For the first time in over 130 years, more young adults lived with their parents than any other living situation.

According to the analysis by the Pew Research Center, 32.6 percent of adults ages 18 to 34 lived with their parents; 31.6 lived with a spouse or romantic partner; 14 percent lived without other adults (either on their own or as a head of household); and the remaining 22 percent lived in “other living arrangements” such as with a friend or relative.

Living at home is even more common for young men than women: 35 percent of young men live with their parents, compared to 29 percent of young women.
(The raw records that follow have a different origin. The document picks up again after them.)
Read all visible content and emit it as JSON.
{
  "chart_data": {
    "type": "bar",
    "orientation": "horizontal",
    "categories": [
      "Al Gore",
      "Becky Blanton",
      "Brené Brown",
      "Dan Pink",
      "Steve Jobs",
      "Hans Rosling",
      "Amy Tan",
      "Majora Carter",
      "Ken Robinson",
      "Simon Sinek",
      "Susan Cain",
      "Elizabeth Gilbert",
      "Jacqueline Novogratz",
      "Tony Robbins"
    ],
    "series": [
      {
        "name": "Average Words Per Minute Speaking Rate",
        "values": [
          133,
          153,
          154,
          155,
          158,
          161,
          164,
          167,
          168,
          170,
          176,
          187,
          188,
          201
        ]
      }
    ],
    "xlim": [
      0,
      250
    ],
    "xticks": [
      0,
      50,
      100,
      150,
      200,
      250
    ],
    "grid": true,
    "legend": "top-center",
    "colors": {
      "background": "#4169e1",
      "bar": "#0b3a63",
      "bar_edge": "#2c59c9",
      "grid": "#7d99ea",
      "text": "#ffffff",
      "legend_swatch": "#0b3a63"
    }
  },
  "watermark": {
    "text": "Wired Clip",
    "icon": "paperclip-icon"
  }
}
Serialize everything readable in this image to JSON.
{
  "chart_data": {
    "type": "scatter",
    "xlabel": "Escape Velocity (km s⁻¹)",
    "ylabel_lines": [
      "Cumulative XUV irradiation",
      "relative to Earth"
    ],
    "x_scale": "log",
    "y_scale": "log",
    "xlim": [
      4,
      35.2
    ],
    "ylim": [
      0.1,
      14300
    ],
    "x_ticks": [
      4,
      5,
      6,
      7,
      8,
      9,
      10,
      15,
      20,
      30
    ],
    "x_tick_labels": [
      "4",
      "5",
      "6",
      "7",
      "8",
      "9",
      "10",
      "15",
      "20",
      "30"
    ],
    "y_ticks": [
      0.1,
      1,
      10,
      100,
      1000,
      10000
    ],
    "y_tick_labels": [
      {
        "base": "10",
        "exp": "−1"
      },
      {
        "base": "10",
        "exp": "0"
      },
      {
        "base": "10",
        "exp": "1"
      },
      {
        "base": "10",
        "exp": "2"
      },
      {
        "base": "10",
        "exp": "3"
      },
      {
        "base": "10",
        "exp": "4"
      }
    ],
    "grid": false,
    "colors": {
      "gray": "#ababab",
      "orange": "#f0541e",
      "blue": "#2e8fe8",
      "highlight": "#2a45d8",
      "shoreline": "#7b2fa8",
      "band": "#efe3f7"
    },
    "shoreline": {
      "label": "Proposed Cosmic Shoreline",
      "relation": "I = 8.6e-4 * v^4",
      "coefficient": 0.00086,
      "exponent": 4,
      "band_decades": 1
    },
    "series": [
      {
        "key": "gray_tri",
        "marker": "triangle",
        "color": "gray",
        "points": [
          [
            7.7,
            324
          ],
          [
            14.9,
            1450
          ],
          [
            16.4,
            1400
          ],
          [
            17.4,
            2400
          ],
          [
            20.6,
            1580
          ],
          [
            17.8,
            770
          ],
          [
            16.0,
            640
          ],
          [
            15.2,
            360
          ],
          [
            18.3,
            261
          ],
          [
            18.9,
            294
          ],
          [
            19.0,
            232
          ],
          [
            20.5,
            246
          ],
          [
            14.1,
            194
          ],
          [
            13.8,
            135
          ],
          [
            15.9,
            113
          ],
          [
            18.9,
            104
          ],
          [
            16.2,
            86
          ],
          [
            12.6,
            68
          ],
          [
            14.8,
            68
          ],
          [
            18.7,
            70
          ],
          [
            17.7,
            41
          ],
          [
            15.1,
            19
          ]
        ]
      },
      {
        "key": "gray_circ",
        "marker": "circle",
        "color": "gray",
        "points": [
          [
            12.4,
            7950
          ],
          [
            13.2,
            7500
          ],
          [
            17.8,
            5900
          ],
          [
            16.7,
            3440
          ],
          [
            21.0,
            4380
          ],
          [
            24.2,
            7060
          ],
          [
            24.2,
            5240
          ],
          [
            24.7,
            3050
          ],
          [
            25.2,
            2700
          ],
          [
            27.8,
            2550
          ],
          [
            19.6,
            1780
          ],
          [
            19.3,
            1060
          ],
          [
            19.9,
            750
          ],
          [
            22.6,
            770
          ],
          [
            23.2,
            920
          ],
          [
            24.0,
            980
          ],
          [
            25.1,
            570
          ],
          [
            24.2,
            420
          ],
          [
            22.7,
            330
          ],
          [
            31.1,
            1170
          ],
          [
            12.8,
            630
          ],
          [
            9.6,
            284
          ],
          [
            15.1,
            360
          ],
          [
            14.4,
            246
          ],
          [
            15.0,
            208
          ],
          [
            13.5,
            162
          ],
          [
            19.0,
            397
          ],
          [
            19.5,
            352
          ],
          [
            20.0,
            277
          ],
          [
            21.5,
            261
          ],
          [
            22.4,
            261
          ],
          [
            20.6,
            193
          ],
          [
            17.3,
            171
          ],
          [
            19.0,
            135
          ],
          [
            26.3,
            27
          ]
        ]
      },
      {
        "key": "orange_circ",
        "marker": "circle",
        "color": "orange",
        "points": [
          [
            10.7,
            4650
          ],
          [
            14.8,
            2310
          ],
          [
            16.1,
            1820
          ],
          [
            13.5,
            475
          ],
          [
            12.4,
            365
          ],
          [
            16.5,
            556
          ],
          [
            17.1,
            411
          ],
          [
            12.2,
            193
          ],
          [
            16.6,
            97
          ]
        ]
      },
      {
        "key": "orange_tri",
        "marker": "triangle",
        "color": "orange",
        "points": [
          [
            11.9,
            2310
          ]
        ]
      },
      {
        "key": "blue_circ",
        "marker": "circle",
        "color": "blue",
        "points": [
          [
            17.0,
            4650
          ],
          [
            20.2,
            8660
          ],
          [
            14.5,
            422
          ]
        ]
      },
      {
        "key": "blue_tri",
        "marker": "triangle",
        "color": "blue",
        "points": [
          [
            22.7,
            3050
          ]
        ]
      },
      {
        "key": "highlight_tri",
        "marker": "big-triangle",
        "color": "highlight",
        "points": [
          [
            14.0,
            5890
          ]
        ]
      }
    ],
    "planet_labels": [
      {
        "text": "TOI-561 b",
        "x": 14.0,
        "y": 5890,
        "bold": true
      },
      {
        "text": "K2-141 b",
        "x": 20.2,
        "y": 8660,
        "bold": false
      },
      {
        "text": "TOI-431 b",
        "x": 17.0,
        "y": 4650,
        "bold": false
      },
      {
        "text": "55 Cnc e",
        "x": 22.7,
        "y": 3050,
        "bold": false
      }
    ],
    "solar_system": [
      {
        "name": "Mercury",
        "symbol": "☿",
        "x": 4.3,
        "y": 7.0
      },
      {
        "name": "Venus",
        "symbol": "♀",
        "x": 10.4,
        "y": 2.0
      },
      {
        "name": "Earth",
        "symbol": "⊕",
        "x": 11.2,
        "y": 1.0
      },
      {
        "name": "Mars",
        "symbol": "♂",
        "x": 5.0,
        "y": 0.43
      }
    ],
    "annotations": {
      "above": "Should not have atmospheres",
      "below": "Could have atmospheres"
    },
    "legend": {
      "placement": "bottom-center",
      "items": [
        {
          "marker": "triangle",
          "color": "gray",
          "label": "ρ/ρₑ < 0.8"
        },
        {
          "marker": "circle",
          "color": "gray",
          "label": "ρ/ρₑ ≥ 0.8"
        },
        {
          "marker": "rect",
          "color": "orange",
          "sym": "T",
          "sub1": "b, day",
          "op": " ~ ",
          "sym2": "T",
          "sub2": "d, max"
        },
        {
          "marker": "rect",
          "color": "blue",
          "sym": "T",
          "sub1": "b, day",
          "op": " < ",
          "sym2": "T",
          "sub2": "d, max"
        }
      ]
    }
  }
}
Education and ethnicity also play a role, with lower-educated, black, and Hispanic adults more likely to live at home. When isolated by demographics, certain groups are not more likely to live with their parents. Women, whites; Asians/Pacific Islanders; and individuals with a bachelor’s degree or more are more likely to live with a spouse or partner than at home with their parents.

Why are so many young adults living at home?

The Great Recession certainly made it harder for many young adults to buy or rent their own home and thus contributed to the rise in young adults living at home, but the trend started well before the Great Recession.

In 2007, before the recession began, 28 percent of young adults were living at home, compared to only 20 percent in 1960.

Even more pronounced than the rise in young adults living at home is the drop in those married or cohabiting. Since 1960, the percent of young adults married or cohabiting in their own home dropped in half, from 62 percent to 31.6 percent.

As the study suggests, lower earnings growth and higher unemployment among young men could be causing men to postpone moving out — whether living on their own, with a spouse, or friends. Women’s increased labor force participation has likely also contributed to young adults postponing marriage. And the cycle could be contagious — the more young adults who live at home, the more socially acceptable it becomes.

The rise in young adults living at home can be good or bad. For some young adults, living at home for a few months or years improves their financial future, allowing them to save money to buy a home of their own. But for others, the financial ease of living at home can encourage unsustainable spending habits that make it harder to become independent.